話題不知怎么的就變得沉重起來,祁辰看出了姜望舒秀眉微皺,情緒低落下去,頓時有些許后悔方才那頓慷慨的裝逼發言,半開玩笑道:“我這人可沒有什么自毀傾向,隨隨便便地就去斷根,還得留著條命陪你不是?”
說到最后一句話的時候,語調跟調情一般,拐了十八個彎,又囂張又帶著玩味。
姜望舒有些啼笑皆非:“你最好是能做到,堂堂一大妖王,總不能活不過我一個小女子不是?”
“我們之間沒有誰活得過誰,”祁辰收了不著調的散漫勁,平靜地說,“只有歲歲平安。”
姜望舒偏過頭,剛想要開口繼續方才不尋常地溜進皇宮內的計劃,就感到四束精光筆直的照射到她的脊骨上,冷不丁地就看到方才攔住他們二人的兩個侍衛目不轉睛地盯過來,著實把她嚇了一跳。
“臥槽,光天化日之下哪來的僵尸?”
她一個沒忍住驚呼出聲,手也干脆利落地摸向自己裝符紙的袋子。
這兩個侍衛穿著當朝統一的服制,黃色的外袍,藍色的領子,再加上當差必備的侍衛帽,乍一看和僵尸還真有些相像,更何況兩人正一臉看到頭等功的表情望過來。
如若臉上再貼上姜望舒的符紙,那定當更為相像了。
就在剛剛,兩個侍衛注意到姜望舒和祁辰氣度不凡,從著裝到言行舉止都不似普通人家,與那長街上故意鬧事的潑皮無賴更是不同,如果非要形容,氣定神閑得倒像漫步皇宮的。

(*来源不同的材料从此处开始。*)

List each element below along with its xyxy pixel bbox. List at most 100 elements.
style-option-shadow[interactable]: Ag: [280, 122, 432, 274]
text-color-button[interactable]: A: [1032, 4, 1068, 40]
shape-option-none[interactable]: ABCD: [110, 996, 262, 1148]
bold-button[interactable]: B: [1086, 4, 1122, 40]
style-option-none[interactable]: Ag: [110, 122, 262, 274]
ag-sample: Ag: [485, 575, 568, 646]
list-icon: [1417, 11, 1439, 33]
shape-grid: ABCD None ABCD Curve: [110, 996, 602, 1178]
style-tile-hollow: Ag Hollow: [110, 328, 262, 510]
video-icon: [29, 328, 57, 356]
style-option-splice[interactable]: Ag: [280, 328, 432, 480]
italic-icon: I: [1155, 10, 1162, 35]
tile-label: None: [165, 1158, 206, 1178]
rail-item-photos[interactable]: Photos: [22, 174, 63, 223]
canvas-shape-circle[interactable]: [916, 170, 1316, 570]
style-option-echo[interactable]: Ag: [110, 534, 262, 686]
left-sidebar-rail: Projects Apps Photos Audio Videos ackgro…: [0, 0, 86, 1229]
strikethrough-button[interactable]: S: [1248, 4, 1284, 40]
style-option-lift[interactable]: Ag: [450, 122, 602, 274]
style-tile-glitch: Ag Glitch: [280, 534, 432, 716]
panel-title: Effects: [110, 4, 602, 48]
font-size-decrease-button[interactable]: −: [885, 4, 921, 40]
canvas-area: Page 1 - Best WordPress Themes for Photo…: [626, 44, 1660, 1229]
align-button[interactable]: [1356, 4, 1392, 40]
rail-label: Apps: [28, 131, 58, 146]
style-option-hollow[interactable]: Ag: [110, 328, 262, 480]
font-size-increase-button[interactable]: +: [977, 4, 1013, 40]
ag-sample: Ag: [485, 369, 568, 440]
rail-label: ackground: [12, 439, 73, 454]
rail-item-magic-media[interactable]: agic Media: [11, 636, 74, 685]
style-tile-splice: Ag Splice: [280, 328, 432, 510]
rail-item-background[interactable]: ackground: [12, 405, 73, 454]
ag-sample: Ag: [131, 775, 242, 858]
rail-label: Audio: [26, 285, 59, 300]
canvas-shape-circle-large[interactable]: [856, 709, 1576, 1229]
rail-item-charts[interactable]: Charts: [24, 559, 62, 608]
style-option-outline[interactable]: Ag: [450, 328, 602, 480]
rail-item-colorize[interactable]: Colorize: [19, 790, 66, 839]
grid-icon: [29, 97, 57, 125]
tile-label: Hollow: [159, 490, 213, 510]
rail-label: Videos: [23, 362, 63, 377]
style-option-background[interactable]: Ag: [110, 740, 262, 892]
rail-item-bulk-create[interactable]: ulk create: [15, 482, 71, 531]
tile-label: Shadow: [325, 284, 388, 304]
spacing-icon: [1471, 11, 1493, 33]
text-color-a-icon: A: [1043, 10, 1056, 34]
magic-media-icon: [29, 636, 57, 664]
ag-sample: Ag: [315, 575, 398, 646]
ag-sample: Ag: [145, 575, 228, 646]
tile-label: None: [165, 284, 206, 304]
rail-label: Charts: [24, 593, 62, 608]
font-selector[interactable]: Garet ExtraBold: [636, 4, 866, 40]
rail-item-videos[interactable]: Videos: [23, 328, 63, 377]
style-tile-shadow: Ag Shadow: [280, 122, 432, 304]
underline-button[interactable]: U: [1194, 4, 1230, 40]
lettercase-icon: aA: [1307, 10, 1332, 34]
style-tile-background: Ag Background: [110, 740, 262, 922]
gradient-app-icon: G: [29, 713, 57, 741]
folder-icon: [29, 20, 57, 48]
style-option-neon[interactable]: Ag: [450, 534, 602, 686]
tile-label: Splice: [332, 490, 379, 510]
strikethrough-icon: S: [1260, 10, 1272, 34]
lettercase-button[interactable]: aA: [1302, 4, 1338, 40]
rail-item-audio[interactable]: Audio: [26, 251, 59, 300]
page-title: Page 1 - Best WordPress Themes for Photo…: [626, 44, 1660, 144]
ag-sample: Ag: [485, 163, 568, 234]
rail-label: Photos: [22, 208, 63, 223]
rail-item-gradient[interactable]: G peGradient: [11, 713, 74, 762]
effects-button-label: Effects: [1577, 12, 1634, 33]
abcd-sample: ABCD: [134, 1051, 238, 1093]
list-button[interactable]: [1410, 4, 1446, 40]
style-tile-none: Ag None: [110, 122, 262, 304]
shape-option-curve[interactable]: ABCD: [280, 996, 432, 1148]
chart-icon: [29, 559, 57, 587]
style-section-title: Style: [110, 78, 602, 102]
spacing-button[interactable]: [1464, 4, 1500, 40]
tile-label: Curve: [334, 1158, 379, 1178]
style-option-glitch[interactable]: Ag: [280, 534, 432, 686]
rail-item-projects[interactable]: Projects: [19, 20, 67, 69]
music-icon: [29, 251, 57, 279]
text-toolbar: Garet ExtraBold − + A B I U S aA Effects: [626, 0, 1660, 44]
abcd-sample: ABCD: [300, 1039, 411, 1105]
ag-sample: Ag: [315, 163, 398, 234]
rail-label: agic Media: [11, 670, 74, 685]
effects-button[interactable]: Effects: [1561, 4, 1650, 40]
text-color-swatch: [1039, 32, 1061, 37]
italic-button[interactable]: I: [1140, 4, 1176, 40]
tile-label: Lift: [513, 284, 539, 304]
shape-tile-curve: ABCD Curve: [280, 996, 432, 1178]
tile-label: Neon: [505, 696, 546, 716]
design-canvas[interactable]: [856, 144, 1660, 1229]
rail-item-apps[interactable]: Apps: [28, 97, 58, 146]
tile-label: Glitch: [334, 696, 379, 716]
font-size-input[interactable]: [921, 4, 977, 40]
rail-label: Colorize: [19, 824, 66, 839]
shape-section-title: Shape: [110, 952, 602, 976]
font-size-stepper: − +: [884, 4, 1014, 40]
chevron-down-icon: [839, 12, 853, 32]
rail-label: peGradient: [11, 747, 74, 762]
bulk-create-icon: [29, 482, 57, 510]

是故,他們二人留了個心眼,多觀察了姜望舒和祁辰一會兒,果不其然,卻見兩人吃了閉門羹后并沒有走遠,反倒尋了個墻角蹲下。
兩個侍衛輕手輕腳地躲在一旁偷聽了好久,由于距離問題,他們只能聽到只字片語,什么“菩提樹”、“信佛”、“重生”的,他們估計姜望舒估計是信仰什么宗教,這倒也并沒有什么可以詬病的,畢竟新皇下令信仰自由。
可越聽到后面就越不對勁了,兩人直接說到要溜進皇宮內,還要商量一個時辰出來,這幾個關鍵詞可就觸及到他們敏感的神經了,立刻把他們當作可疑分子。
新皇登基后,朝堂中正是用人之際,頑固的舊黨羽被鏟除,皇帝需要凝聚新的勢力,由此,對于人才格外的珍惜,凡是有能力立功者,皆有重賞。
兩個侍衛想立功的心是好的,但實施的對象錯了。
左邊那個上前一步,一掃被迫在大門口站崗時的靡靡不振之色,擺出了一個生平最威風的姿勢,拔出手中的配件,凜然道:“你們二人真是膽大包天,居然想要溜進皇宮!說!到底有何目的?”
右邊的侍衛生的比左邊的那個瘦小,膽量也明顯比不過,只是也強行振作著精神附和道:“對!有何目的?”